Scontro tra titani") per poi essere completamente riadattata da più autori ma a farsi sentire è soprattutto la penna di T.S. Nowlin avvezza alle dinamiche
teen della
Maze Runner saga. La breccia è chiusa da dieci anni e i pericoli arrivano da
Jeager illegali; il drift (il legame mentale tra piloti) è obsoleto e instabile, meglio ripiegare su un controllo da remoto e lasciare il passo alle nuove tecnologie fornite da capitali cinesi, gli stessi che hanno acquisito Legendary Pictures. Tematiche mature che imbottiscono quel tanto che basta la narrazione "scientifica" ma, accorpate alla natura
young adult sciatta del gruppo di reclute in addestramento, si sacrificano irrimediabilmente. È un universo narrativo in cui, se hai abbastanza cuore e passione, puoi costruirti un piccolo robot in casa. E può anche andare bene, visti i didascalismi di cui vive il titolo, ma quelli del primo film erano impostati secondo una mitizzazione consapevole, epici fino a diventare parossistici nel loro machismo. Qui il gioco alla ripetizione di certe dinamiche militari ha il mentone di Scott Eastwood e le battute di John Boyega (una riproposizione del Charlie Hunnam che fu ma più cazzona), evitando, per sua sfortuna, la forza climatica crescente dei rapporti umani. Senza girarci troppo intorno, in "Pacific Rim - La rivolta" si parla, e anche troppo, finendo per dilatare i tempi mentre si rimane in attesa delle botte.
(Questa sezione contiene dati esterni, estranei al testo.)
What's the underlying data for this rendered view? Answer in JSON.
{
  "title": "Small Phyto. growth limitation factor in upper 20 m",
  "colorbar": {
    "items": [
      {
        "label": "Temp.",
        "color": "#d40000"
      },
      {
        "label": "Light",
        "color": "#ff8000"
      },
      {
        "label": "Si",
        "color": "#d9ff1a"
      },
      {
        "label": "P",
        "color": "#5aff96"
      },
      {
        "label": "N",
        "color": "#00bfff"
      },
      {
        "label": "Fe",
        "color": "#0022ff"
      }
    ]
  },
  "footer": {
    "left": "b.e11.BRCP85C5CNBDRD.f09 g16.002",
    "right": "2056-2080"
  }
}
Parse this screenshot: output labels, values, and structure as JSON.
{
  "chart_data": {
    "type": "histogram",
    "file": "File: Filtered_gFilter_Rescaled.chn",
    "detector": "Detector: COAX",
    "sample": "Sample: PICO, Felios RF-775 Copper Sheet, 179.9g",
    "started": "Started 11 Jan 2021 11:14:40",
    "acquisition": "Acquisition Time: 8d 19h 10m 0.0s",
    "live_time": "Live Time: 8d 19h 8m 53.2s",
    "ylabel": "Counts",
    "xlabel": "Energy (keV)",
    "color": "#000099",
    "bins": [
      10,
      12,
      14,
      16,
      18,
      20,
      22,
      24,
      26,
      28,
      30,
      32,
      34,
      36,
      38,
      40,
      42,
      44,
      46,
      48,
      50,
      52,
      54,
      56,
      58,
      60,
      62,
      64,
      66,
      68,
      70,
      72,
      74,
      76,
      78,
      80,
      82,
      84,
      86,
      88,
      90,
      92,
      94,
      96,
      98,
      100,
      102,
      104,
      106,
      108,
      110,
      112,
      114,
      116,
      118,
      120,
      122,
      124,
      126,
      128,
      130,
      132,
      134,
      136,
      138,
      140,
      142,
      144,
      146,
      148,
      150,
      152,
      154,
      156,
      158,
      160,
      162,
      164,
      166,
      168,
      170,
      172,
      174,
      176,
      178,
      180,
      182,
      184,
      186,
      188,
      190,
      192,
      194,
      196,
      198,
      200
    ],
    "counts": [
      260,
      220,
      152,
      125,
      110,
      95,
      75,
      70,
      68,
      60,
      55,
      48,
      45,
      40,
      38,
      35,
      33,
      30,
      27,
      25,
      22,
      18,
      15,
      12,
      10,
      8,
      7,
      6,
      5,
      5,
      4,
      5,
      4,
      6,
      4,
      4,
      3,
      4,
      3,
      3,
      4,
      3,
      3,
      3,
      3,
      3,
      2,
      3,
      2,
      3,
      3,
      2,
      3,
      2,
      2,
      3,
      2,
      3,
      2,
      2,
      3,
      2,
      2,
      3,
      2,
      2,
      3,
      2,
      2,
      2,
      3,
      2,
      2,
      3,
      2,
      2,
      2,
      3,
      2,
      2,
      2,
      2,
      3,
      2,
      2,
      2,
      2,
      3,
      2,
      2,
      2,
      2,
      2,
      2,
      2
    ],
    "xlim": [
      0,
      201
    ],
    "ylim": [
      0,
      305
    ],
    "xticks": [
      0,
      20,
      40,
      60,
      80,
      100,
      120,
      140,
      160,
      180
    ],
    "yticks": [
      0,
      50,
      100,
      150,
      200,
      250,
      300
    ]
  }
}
L'amalgama che Del Toro era stato in grado di creare non era solamente quello tra momenti di stasi e d'azione, ma anche quello in cui lo schermo era condiviso da piloti e robot quali unica entità. Il montaggio suggerisce come i
mecha siano semplici mezzi, avatar meccanici da pilotare e non da domare.
Va riconosciuto al titolo un'ultima mezz'ora di carattere e a comunicarcelo è il riff metall(urg)ico composto da Ramin Djawadi, stile
Rage Against the Machine, momento nel quale monta la frenesia da
monster movie in una corsa esponenziale. Il fascino dei
kaiju, quegli esseri che negli anni Trenta in Giappone dovettero sottomettersi ai limiti tecnici di rappresentazione del cinema, aumenta con la stazza degli stessi. DeKnight ricalca la
royal rumble conclusiva del predecessore ed esagera in proporzioni e numero di elementi. Manca la verticalità del "
Godzilla" di Gareth Edwards in grado di tendere come elastici le proporzioni e far uscire dai bordi l'immagine del mostro, ma ne guadagna lo spettacolo che converge nel tradizionale finale esasperato tra le nevi del Monte Fuji, nella patria natale dei
kaiju-eiga. Ludico e televisivo; scontato e privo del fascino del cinema.